Anna non si è stupita molto: dice che nella DDR certa opposizione organizzava i concerti punk nelle chiese. A me però, chierichetto fino alla terza media, cresciuto con una nonna che faceva le scenate se saltavo una messa, ha fatto una certa impressione vedermi Bonnie Prince Billy e Matt Sweeney in una chiesa (protestante) non sconsacrata. Il palco nel coro, davanti al crocifisso, e il pubblico seduto sulle panche della navata centrale e sulle sedie sparse per le navate laterali. All’entrata un bar neanche troppo improvvisato con birra, vino e bevande varie, e un tizio con un cesto di brezel. Non si poteva fumare però.

Will Oldham (aka B.P.B.) indossava un paio di infradito, dei pantaloncini arancione fastidio, una giacchetta blu e un berrettino da baseball su capelli biondi spettinati. E folta barba bionda. Spesso accompagnava le note più alte con movimenti convulsi delle gambe e faceva una sacco di smorfie. Si divertiva. Matt Sweeney, bello e tenebroso nonostante il berrettino Ferrari, suonava con lo sguardo rivolto al pavimento o agli altri membri del gruppo; in particolare a Will Oldham e al batterista, o al gesucristo che gli stava dietro. Mi sono chiesto, notando come sembrava sentirsi a suo agio in quella musica e con quei musicisti, come dev’esser stato per lui suonare per quella primadonna tirannica di Billy Corgan.

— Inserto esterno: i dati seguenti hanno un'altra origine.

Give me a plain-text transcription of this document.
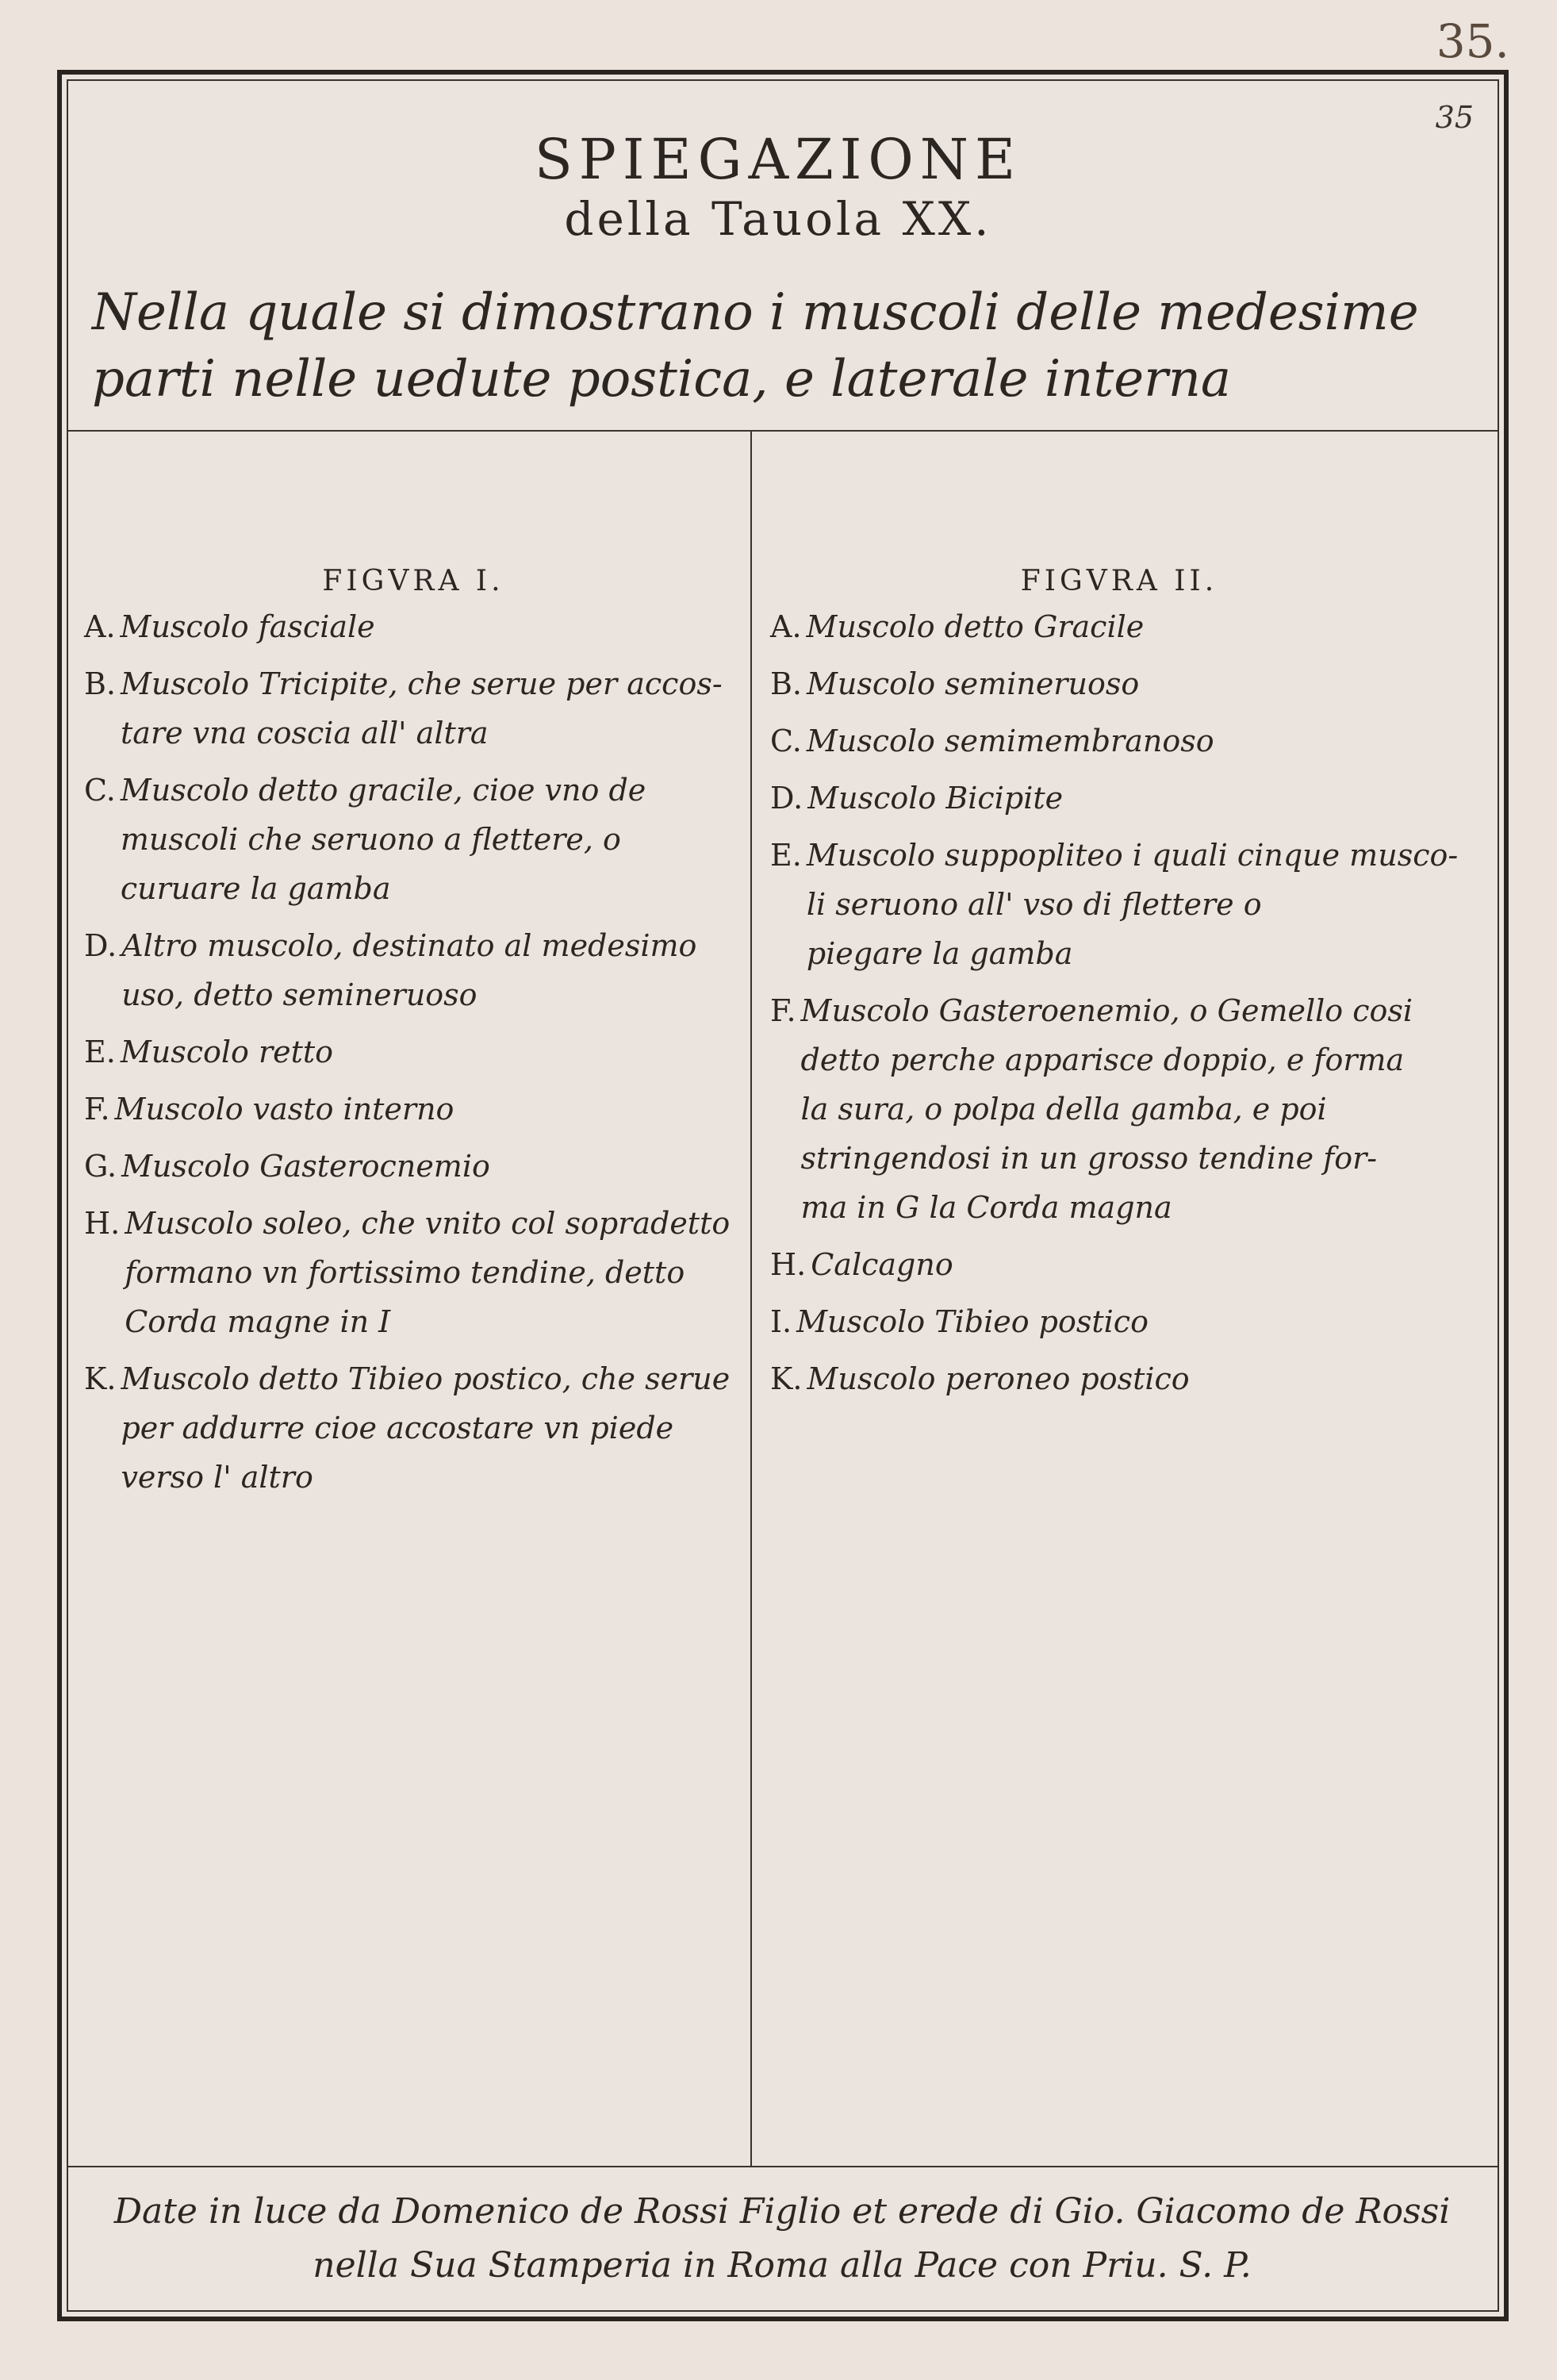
35.
35
SPIEGAZIONE
della Tauola XX.
Nella quale si dimostrano i muscoli delle medesime
parti nelle uedute postica, e laterale interna
FIGVRA I.
A. Muscolo fasciale
B. Muscolo Tricipite, che serue per accos-
tare vna coscia all' altra
C. Muscolo detto gracile, cioe vno de
muscoli che seruono a flettere, o
curuare la gamba
D. Altro muscolo, destinato al medesimo
uso, detto semineruoso
E. Muscolo retto
F. Muscolo vasto interno
G. Muscolo Gasterocnemio
H. Muscolo soleo, che vnito col sopradetto
formano vn fortissimo tendine, detto
Corda magne in I
K. Muscolo detto Tibieo postico, che serue
per addurre cioe accostare vn piede
verso l' altro
FIGVRA II.
A. Muscolo detto Gracile
B. Muscolo semineruoso
C. Muscolo semimembranoso
D. Muscolo Bicipite
E. Muscolo suppopliteo i quali cinque musco-
li seruono all' vso di flettere o
piegare la gamba
F. Muscolo Gasteroenemio, o Gemello cosi
detto perche apparisce doppio, e forma
la sura, o polpa della gamba, e poi
stringendosi in un grosso tendine for-
ma in G la Corda magna
H. Calcagno
I. Muscolo Tibieo postico
K. Muscolo peroneo postico
Date in luce da Domenico de Rossi Figlio et erede di Gio. Giacomo de Rossi
nella Sua Stamperia in Roma alla Pace con Priu. S. P.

La musica era molto diversa da quella che conoscevo dagli album dei Palace. Più pesante: un basso e tre chitarre molto rock; soprattutto l’apporto di Matt Sweeney era molto rock. E una batteria molto invadente e “funky”, come l’ha definita P., il vincitore del biglietto (la misteriosa signora di Prenzlauer Berg alla fine non è potuta venire). E un cantato molto urlato, quasi ululante. Poco a che vedere con la musica scricchiolante e gocciolante dei Palace. Volendo insistere con le figure retoriche, potrei dire che se la musica dei Palace disegnava albe e tramonti, la musica che ho ascoltato sabato sera era giorni bruciati dal sole e notti senza stelle. E qui mi fermo.

K., l’amico di P., mi raccontava che il concerto di qualche giorno prima a Vienna era stato un disastro: Will Oldham era ubriaco fradicio. Si racconta che durante il pomeriggio, mentre gli altri membri del gruppo erano impegnati a provare, lui girasse in bici per Vienna con una bottiglia di whisky in mano alla ricerca di una gelateria.